My friend is an old man, and I have known him for many years, but this was the first time the Nativity had failed to rouse him to an ecstasy. He admitted that something was wrong. "Tomorrow," he said, "I must go down into that chapel and preach a Christmas sermon. And I must speak of peace and good will toward men. I know you think of me as a man too cloistered to be of any use to my community. And I know that our world is one of war and hate and enmity.
"And you, my young friend, and others keep insisting that before there can be brotherhood there must be the bashing of heads. You are all for good will to men, but you want to note very many exceptions. And I am still hoping and praying that in the great love of God the final seal of interdiction must not be put on even one. You may laugh at me, but right now I am worrying about how Christmas came to Judas Iscariot."

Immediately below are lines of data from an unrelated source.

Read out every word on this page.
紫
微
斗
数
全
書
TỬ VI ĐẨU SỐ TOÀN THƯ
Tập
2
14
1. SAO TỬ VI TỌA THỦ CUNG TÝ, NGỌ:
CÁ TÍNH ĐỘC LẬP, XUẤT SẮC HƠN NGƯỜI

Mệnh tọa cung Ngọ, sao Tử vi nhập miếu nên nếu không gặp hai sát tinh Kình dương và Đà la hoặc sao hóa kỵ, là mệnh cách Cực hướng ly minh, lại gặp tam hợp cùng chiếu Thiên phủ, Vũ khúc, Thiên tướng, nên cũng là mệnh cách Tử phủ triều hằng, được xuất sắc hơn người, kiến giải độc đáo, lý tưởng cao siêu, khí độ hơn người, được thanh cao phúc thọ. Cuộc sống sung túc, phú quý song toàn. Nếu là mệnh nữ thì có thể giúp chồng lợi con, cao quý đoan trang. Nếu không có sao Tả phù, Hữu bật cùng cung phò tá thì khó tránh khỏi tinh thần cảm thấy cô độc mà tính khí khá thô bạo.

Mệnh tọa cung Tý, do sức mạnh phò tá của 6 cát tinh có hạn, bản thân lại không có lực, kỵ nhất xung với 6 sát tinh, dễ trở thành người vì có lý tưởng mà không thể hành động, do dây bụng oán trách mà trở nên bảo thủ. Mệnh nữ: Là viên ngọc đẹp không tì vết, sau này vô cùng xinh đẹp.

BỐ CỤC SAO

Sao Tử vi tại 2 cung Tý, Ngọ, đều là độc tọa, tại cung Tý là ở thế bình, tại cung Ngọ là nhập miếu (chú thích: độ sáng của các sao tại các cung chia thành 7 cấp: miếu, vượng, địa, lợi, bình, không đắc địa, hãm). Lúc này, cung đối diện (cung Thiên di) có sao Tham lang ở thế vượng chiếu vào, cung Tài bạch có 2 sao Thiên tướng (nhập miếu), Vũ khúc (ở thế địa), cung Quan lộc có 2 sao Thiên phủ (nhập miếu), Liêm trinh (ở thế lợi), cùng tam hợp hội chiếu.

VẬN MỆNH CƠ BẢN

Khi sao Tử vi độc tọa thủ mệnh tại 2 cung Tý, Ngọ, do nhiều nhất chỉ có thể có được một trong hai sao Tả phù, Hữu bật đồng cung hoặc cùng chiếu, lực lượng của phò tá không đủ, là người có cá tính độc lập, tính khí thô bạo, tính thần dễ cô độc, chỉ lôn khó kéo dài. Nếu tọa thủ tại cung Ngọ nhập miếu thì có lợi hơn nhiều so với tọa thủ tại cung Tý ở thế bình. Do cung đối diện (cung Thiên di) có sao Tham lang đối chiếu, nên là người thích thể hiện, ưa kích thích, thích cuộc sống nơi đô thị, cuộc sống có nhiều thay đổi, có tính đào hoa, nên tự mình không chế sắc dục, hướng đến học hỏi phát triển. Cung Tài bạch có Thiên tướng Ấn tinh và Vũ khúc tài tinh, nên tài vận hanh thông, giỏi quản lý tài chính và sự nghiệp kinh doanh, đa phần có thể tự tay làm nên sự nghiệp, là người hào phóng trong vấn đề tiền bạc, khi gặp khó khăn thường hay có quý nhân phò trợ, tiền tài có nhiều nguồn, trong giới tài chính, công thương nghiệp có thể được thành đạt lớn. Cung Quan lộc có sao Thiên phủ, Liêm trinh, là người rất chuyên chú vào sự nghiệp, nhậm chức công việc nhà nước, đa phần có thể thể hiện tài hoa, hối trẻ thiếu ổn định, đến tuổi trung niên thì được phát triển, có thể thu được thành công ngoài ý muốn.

It is the habit of my friend when he is troubled by doubts to reach for the Book, and he did so now. He smiled and said, "Will you assist me in a little experiment?"
I will close my eyes and you hold out the Bible to me. I will open it at random and run my fingers down a page. You read me the text which I blindly select."
I did as he told me, and he happened on the twenty-sixth chapter of St. Matthew and the twenty-fifth verse. I felt sorry for him, for this was no part of the story of the birth of Christ but instead an account of the great betrayal.
"Read what it says," commanded the dominie. And I read, "Then Judas, which betrayed him, answered and said, 'Master, is it I?' He ' said unto him, 'Thou hast said.'"
My friend frowned, but then he looked at me in triumph. "Now I remember. My hand is not as steady as it used to be. You should have taken the lower part of my finger and not the top. Read the twenty-seventh verse. It is not an eighth of an inch away. Read what it says."
And I read, "And He took the cup, and gave thanks, and gave it to them, saying, 'Drink ye all of it.'"
"Mark that!" cried the old man exultantly. "Not even to Judas, the betrayer, was the wine of life denied. I can preach my Christmas sermon now, and my text will be, 'Drink ye all of it.' Good will toward men means good will to every last son of God. Peace on earth means peace to Pilate, peace to the thieves on the cross and peace to poor Iscariot."
I was glad, for he had found Christmas, and I saw by his face that once more he heard the voice of the herald angels.